Algunas de las actividades vulnerables de actos ilícitos son juegos de azar, préstamos de organizaciones fuera del sistema bancario, comercialización de artículos de lujo como obras de arte, servicios de construcción o compra venta de bienes inmuebles o servicios profesionales de intermediación laboral.

A raíz de la negociación del Tratado México-Estados Unidos-Canadá (T-MEC), se establecen acuerdos sobre disposiciones adicionales para regular los servicios financieros o medidas de prevención de lavado de dinero.

Así, se realizaron propuestas de reformas legislativas en febrero del 2019. Esto para mejorar el resultado obtenido en las evaluaciones emitidas por GAFI, tanto en la parte técnica como en la efectividad, a través de:

Integrar diversas figuras enfocadas principalmente en el Financiamiento al Terrorismo; Persona Políticamente Expuesta (PEP); Enfoque Basado en Riesgo (EBR); Beneficiario Final; Operaciones Sospechosas y Otras medidas.

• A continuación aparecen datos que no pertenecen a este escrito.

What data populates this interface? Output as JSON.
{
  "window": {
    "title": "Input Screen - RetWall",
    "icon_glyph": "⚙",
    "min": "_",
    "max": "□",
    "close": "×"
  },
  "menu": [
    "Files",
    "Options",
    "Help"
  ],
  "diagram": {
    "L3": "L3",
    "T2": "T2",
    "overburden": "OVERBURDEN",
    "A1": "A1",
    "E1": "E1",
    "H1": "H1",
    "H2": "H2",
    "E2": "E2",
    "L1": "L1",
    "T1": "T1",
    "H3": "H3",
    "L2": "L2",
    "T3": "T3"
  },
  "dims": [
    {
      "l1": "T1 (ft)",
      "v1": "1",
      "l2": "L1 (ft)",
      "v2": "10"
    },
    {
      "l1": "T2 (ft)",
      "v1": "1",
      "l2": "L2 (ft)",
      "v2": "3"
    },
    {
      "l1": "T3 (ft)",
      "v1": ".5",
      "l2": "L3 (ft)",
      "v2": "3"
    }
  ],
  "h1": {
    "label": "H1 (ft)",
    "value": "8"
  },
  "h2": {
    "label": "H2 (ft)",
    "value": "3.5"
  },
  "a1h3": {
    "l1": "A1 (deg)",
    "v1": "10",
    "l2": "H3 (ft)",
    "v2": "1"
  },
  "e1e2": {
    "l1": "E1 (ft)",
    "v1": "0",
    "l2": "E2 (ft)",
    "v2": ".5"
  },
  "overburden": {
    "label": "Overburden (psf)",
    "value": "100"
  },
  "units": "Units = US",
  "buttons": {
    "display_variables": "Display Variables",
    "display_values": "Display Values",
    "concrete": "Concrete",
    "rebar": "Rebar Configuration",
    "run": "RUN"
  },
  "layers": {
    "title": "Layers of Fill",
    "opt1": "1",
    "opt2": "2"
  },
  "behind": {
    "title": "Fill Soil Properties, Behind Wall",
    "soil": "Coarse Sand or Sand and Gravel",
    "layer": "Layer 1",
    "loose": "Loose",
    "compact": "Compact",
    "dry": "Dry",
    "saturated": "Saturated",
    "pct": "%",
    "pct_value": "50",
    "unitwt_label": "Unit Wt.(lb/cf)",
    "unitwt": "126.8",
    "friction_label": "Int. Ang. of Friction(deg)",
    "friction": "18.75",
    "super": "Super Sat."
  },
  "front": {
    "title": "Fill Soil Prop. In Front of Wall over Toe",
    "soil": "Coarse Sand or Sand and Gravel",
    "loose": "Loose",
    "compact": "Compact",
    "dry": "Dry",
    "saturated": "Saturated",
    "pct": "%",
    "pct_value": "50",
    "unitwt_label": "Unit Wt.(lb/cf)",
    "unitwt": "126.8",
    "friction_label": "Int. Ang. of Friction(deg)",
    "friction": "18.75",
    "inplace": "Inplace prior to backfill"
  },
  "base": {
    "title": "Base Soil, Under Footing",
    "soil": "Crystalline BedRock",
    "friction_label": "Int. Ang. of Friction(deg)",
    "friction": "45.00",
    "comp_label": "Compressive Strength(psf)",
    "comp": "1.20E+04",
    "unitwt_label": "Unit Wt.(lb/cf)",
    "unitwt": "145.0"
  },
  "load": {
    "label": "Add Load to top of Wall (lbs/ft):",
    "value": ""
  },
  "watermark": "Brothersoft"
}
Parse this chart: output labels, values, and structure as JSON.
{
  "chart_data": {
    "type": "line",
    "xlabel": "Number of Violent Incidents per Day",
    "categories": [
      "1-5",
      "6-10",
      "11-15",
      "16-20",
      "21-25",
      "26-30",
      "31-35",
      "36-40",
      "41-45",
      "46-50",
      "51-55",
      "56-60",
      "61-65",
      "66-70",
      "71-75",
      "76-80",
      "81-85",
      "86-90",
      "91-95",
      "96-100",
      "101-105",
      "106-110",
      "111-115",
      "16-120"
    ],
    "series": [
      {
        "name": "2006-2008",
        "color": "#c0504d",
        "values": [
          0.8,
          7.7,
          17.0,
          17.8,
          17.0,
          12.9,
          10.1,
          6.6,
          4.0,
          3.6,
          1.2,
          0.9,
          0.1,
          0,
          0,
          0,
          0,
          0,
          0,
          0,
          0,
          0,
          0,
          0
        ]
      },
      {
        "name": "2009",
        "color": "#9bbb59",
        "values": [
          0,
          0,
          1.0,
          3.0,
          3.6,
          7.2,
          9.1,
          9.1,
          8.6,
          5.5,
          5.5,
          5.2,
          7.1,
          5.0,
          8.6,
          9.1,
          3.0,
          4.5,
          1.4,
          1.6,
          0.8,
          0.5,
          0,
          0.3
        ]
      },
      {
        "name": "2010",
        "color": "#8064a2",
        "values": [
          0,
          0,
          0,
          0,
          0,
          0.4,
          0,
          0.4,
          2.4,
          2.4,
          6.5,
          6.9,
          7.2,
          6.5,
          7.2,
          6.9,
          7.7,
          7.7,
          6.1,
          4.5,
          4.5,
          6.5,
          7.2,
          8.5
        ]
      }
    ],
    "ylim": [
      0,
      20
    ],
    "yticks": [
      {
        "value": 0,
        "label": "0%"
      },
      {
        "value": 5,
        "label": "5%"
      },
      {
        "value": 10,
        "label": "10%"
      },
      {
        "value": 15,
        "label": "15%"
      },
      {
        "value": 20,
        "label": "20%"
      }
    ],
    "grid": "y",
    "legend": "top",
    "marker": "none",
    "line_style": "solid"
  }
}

Incorporar el financiamiento al terrorismo al catálogo de los ilícitos con consecuencias jurídicas por intervención en la comisión de delitos.

Incluir la Defraudación Fiscal y la Defraudación Fiscal Equiparada al catálogo de delitos cometidos por la Delincuencia Organizada

Sanciones a los delitos fiscales que dañen las finanzas públicas, para combatir a las empresas facturadoras de operaciones simuladas (EFOS) y a las empresas que deducen operaciones simuladas (EDOS), y a cualquier otra conducta delictiva de contenido económico.

Así, se tiene un avance en la materia de fiscalización de recursos con lo que pueden limitarse las actividades ilegales en el país. El supuesto de liderazgo de México en la materia, sin embargo, no debe generar un precedente de complacencia si deseamos transparentar al sistema fiscal a nivel nacional e internacional. Falta mucho por hacer todavía.